The crucial uncertainty in this poem is expressed by Blake’s indefinite word ‘may’ in

the final line. We are provoked to ask: how far is the world of ‘Innocence’ already an

artificial ideal, an attempt to prolong innocence and protect it from change, by writing ‘joy’

into a book? We should also notice that ‘wild’ and ‘rural’ are not the same thing: ‘wild’

encompasses all of nature, including its powerful, sometimes frightening energy; ‘rural’, on

the other hand, suggests a tamed nature. For the moment we have met only the first poem.

This presents a repetitively-reinforced impression of an ‘innocent’ world of nature, with

christlike overtones. At the same time, we have noted that there are several elements within
the poem which imply their antithesis: this ‘innocent’ world has an opposite, or ‘contrary’

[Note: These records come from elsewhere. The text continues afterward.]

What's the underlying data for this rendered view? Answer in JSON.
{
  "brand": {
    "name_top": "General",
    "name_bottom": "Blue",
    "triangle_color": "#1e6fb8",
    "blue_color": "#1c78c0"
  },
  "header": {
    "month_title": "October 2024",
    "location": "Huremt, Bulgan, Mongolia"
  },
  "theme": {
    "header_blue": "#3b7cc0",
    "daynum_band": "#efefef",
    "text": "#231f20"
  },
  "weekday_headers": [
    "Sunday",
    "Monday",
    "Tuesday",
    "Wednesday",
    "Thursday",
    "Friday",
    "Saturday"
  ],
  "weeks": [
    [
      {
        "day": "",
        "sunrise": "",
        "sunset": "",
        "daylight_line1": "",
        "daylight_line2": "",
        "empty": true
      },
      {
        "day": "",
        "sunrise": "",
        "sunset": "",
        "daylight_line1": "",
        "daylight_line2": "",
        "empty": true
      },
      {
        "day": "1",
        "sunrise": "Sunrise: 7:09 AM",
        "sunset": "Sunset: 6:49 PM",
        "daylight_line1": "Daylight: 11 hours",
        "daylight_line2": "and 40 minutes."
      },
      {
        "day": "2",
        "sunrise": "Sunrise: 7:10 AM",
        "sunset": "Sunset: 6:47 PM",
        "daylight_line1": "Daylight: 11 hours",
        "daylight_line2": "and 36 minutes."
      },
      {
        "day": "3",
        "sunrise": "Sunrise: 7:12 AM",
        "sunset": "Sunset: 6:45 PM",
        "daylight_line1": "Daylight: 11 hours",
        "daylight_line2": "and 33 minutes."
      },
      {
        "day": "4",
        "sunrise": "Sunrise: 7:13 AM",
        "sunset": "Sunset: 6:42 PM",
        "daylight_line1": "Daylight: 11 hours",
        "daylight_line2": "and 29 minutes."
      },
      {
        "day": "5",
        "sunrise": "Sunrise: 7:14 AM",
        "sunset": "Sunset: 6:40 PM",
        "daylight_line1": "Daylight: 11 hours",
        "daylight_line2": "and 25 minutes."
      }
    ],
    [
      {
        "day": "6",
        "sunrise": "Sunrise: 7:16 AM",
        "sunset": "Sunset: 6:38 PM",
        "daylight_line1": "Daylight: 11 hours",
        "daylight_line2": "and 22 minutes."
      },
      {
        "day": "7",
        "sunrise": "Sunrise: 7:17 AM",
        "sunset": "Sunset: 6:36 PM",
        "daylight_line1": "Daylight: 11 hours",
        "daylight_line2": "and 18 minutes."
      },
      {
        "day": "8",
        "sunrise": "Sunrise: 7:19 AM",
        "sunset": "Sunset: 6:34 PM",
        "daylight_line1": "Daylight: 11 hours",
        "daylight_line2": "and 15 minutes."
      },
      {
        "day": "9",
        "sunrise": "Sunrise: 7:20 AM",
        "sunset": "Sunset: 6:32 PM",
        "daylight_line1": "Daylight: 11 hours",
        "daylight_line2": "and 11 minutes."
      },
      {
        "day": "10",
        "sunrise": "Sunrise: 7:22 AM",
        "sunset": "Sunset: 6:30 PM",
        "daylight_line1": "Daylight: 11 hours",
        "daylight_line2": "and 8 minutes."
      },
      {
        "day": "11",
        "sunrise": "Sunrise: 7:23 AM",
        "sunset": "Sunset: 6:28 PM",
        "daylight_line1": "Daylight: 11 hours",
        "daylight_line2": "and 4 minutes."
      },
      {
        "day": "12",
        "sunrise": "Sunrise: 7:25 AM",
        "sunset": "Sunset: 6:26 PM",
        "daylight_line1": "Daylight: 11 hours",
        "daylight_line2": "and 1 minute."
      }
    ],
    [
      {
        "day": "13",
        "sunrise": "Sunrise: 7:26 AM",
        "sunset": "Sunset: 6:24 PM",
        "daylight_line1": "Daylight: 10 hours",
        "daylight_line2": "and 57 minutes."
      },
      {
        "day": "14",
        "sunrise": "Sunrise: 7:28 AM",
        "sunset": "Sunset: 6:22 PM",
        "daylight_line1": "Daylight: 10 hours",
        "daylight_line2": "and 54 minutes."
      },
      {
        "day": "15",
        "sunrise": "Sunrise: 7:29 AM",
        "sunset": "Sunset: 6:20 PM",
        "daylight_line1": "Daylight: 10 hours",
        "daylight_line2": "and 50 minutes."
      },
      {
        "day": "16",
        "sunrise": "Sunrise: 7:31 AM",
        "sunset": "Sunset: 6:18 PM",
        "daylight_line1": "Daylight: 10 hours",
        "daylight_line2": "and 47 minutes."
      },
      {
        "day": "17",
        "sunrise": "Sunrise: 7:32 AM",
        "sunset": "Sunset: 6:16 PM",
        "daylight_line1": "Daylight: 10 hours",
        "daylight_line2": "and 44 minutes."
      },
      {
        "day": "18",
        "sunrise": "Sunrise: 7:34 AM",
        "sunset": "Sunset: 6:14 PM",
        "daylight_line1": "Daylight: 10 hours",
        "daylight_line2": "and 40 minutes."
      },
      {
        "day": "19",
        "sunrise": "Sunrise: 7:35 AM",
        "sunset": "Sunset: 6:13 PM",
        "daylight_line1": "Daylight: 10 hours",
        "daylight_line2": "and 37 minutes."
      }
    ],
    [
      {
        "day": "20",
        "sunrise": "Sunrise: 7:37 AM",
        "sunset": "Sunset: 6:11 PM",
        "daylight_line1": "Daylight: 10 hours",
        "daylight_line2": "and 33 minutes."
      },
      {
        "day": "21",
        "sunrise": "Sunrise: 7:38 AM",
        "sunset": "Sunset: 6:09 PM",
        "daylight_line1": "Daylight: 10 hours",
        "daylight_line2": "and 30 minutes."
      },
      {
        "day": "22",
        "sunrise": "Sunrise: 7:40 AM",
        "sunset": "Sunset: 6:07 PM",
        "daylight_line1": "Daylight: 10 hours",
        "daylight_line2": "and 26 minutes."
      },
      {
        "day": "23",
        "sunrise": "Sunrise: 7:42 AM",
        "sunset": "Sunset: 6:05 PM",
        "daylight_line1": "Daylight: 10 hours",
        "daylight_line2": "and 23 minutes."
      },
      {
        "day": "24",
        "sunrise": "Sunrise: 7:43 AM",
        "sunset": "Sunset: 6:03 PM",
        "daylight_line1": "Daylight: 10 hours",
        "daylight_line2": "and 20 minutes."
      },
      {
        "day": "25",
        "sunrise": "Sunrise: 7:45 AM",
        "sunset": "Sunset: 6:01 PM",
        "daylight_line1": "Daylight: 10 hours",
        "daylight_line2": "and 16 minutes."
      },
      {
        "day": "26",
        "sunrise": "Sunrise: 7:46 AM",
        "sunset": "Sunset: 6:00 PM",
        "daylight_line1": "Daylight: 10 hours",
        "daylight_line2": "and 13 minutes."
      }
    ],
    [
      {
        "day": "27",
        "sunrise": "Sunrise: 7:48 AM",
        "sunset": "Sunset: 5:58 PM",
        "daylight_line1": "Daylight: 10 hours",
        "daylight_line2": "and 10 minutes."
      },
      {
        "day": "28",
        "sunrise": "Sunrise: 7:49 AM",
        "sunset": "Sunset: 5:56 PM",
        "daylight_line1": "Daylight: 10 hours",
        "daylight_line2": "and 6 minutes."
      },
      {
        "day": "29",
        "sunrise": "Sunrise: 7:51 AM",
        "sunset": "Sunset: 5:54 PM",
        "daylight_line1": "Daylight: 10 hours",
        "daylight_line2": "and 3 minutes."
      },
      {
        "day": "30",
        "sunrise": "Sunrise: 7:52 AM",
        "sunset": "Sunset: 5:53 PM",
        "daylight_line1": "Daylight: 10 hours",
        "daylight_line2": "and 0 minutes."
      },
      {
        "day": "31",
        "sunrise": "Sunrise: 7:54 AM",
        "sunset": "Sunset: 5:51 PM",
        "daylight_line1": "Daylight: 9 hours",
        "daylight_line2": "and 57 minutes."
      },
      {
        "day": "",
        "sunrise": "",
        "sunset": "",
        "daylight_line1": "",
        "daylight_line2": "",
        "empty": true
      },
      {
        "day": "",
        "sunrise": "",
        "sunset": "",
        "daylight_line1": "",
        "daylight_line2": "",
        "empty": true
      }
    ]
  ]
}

world, which is still outside the poem; but which exists just as surely as ‘urban’ exists when

the poet mentions ‘rural’.

The poem is written in ballad form, with alternate rhyming lines – suggestive of

childhood rhymes and songs. This is reinforced by the use of repetition and by imperatives

from the child that tell the piper what to do. This suggests that the child represents the spirit

of poetic inspiration which is here associated both with innocence and with the idea of the

sheep and the shepherd.

Finally, the poem is not just about the moment of joyful religion and artistic inspiration; it

is also about the process of making poetry out of such inspiration (" ... he lays his Hand upon my

Head ... ")". Here the controlling force of adult intelligence is both represented and shown in

operation. At first the inspiration is wordless, a feeling, a melody without lyrics. But the melody

is so beautiful that it must not be lost : • And again: " 'Piper, pipe that song again;' So I piped: he

wept to hear."" “‘Drop thy pipe, thy happy pipe; Sing thy songs of happy chear:' So I sung the

same again, While he wept with joy to hear."